Another oft-overlooked example of foreign aid successes are the health services and products that the United States Agency for International Development (USAID) provides to millions of people in the developing world. These products and services, among other things, have led to a total eradication of smallpox. One specific example of the effectiveness of USAID health programs is that U.S. foreign aid saves 3 million lives annually in the developing world through immunizations. USAID was also instrumental in providing 1.3 billion people with safe drinking water, and 750 million others with sanitation by supporting the United Nations Drinking Water Supply and Sanitation Decade.

Millennium Development Goal 6 calls to combat HIV/AIDS and other diseases. The U.S. leads the way in HIV/AIDS treatment and prevention, having established the U.S. President’s Emergency Plan for AIDS Relief (PEPFAR). Since its inception, this program has, according to the National Academies Institute of Medicine, saved millions of lives by providing antiretroviral drugs to affected regions. Additionally, the program has served as a proof-of-concept that HIV/AIDS prevention and treatment services can be effectively implemented on a large scale, something that was thought to be impossible only a few decades ago.

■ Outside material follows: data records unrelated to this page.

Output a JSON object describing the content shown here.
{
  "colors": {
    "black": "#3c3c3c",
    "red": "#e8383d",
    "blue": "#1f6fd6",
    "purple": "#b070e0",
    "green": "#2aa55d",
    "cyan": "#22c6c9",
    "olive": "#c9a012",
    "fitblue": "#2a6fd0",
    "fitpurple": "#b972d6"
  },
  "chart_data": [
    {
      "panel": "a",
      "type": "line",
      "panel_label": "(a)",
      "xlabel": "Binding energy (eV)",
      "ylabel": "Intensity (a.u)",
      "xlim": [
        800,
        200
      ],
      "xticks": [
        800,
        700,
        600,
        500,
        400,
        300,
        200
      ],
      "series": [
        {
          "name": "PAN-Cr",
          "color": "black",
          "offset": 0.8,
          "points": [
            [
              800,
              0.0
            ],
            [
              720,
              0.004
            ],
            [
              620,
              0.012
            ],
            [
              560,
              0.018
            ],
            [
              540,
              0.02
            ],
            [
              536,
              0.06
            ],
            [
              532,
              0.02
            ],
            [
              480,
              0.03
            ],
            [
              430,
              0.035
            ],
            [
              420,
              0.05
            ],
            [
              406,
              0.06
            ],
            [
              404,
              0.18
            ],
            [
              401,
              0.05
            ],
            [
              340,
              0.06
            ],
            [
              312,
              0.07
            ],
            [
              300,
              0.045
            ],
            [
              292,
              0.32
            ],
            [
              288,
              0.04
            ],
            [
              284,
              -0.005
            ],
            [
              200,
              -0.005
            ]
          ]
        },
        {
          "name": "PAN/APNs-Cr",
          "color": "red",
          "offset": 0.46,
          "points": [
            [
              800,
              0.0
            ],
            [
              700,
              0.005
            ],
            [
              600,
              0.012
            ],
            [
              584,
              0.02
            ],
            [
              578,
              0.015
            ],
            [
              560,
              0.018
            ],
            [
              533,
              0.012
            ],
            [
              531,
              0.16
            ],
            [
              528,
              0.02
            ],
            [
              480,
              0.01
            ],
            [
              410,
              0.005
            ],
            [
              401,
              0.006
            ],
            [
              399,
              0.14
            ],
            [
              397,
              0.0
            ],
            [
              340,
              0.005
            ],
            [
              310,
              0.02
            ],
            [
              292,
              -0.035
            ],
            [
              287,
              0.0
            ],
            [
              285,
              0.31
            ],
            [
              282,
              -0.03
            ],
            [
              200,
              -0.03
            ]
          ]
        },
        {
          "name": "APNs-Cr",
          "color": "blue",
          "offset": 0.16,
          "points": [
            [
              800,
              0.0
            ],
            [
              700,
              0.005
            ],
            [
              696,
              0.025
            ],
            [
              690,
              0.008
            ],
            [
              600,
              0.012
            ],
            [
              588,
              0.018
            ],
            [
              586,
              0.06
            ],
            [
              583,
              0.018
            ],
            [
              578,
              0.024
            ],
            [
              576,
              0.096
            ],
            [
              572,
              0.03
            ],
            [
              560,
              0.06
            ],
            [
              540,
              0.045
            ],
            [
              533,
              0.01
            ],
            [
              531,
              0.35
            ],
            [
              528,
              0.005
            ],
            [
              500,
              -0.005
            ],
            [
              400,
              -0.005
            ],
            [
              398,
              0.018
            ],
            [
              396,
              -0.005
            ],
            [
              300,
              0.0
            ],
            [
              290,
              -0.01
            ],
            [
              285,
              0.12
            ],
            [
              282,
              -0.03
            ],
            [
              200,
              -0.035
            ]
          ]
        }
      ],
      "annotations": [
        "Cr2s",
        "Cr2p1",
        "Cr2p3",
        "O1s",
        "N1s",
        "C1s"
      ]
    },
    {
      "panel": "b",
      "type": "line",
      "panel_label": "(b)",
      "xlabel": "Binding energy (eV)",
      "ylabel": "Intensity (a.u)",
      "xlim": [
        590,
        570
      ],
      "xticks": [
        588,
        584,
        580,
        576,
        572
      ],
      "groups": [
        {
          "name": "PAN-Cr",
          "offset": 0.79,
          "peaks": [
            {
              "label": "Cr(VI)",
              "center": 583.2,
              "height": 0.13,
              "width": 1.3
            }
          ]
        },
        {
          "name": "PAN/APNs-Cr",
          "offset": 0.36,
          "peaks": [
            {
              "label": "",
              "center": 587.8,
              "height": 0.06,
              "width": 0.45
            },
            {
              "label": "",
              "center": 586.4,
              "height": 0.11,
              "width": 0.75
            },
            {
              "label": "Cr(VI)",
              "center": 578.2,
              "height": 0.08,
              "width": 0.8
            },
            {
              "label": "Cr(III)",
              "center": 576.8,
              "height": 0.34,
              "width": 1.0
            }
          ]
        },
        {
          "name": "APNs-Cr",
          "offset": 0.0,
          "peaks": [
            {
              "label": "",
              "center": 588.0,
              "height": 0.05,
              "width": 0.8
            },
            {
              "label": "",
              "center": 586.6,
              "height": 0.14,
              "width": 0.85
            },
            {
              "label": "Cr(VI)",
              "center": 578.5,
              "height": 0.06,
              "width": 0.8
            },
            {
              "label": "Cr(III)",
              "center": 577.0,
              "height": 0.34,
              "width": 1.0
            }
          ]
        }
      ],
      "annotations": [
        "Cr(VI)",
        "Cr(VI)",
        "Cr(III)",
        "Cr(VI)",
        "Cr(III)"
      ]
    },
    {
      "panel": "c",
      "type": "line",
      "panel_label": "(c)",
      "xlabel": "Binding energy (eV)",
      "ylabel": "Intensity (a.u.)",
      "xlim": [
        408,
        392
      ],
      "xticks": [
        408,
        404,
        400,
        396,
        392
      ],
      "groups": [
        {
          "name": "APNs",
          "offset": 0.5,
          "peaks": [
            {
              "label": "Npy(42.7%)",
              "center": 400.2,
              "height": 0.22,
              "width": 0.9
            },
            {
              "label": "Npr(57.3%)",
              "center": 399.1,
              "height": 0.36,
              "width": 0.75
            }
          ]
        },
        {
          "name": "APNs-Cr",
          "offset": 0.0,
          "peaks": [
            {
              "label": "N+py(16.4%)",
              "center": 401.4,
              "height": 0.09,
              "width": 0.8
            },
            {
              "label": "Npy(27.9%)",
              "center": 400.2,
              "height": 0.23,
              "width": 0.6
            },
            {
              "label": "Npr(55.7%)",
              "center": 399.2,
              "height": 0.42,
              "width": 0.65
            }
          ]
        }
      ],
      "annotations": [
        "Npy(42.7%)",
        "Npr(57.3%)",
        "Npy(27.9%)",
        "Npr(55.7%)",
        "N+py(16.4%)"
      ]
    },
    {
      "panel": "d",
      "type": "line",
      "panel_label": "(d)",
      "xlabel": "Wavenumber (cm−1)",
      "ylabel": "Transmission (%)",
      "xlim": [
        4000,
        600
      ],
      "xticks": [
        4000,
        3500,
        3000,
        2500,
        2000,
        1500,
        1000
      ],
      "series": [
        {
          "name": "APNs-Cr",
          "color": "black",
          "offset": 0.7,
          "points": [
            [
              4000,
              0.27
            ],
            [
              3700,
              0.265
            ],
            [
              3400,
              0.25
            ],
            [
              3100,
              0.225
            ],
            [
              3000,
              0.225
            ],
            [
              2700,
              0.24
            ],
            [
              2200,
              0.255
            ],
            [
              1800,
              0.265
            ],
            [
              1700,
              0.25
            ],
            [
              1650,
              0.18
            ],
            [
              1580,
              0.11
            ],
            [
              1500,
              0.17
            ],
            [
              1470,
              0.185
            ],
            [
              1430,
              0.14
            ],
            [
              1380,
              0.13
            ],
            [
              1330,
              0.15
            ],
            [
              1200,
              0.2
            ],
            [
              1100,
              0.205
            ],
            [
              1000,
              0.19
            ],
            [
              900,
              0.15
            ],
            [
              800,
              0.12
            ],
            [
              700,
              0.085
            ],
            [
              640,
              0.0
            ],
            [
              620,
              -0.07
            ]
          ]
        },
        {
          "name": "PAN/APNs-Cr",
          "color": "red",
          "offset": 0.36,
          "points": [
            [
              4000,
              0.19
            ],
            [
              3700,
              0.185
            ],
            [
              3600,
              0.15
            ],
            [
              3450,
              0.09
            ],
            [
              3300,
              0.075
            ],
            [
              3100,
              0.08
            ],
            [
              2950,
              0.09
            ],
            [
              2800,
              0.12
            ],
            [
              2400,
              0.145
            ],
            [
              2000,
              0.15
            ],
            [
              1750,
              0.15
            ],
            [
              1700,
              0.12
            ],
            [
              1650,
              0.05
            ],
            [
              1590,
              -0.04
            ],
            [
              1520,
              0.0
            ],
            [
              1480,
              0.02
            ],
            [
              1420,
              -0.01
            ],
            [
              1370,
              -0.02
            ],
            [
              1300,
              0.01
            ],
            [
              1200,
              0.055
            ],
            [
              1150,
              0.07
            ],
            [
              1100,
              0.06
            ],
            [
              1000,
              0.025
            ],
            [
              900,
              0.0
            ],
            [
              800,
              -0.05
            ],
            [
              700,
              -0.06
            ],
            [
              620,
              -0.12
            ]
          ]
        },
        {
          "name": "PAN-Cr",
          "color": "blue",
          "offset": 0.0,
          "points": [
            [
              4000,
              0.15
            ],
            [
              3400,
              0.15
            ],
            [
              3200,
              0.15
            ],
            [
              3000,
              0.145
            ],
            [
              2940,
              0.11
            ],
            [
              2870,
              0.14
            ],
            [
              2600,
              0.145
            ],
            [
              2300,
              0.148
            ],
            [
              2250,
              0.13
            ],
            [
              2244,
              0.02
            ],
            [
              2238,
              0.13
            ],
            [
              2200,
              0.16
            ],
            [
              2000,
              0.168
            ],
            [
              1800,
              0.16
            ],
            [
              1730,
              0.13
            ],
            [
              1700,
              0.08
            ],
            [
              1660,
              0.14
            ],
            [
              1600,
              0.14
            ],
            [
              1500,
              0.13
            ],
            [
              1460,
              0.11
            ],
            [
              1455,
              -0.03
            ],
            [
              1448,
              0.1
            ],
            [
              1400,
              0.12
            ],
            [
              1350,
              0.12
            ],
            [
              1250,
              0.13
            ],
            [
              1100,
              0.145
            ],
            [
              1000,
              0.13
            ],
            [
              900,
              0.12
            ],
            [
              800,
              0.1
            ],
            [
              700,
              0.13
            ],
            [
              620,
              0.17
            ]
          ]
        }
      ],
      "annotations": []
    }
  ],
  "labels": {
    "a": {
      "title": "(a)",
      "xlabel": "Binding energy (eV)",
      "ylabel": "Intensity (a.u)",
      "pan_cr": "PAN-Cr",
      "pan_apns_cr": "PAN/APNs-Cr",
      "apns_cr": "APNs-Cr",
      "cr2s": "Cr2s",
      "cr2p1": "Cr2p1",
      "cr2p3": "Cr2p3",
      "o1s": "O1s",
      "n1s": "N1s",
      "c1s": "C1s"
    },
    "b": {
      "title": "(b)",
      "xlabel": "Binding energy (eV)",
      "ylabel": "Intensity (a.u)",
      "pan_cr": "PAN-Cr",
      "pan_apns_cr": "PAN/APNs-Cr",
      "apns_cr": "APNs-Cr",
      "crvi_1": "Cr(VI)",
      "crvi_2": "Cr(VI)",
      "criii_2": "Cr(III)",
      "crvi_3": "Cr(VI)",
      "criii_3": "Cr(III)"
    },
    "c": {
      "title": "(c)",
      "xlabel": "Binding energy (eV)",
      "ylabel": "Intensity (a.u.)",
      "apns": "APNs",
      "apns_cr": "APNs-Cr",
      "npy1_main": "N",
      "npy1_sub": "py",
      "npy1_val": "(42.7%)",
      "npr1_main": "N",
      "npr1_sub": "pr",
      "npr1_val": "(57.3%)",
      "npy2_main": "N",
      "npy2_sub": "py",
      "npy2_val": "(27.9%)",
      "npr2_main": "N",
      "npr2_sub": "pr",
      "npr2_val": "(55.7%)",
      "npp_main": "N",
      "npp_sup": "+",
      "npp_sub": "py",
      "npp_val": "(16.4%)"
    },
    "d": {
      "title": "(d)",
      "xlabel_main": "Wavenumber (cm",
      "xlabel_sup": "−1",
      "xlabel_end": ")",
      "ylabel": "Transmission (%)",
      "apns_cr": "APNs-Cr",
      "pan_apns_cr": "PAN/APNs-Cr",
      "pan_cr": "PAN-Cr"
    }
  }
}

USAID has also helped affect change in education in the developing world. Since 1950, the rate of enrollment for children in primary school has gone from less than half to about 90% globally. Consequently, literacy rates have increased by a third in the last 25 years. Two of the Millennium Development Goals were to achieve universal primary education as well as promote gender equality. USAID is pursuing these two goals by promoting robust programs that expand access to education for women in countries like Liberia and Mali.

There are many reasons to be optimistic about the efficacy of foreign aid. Aid programs should be subject to scrutiny and review so that they may be made more efficient and target the populations that most need them. However, it is also important to take into account the many foreign aid successes that USAID and other donors have had in the developing world. Acknowledging that aid works is the first step in achieving the Millennium Development Goals.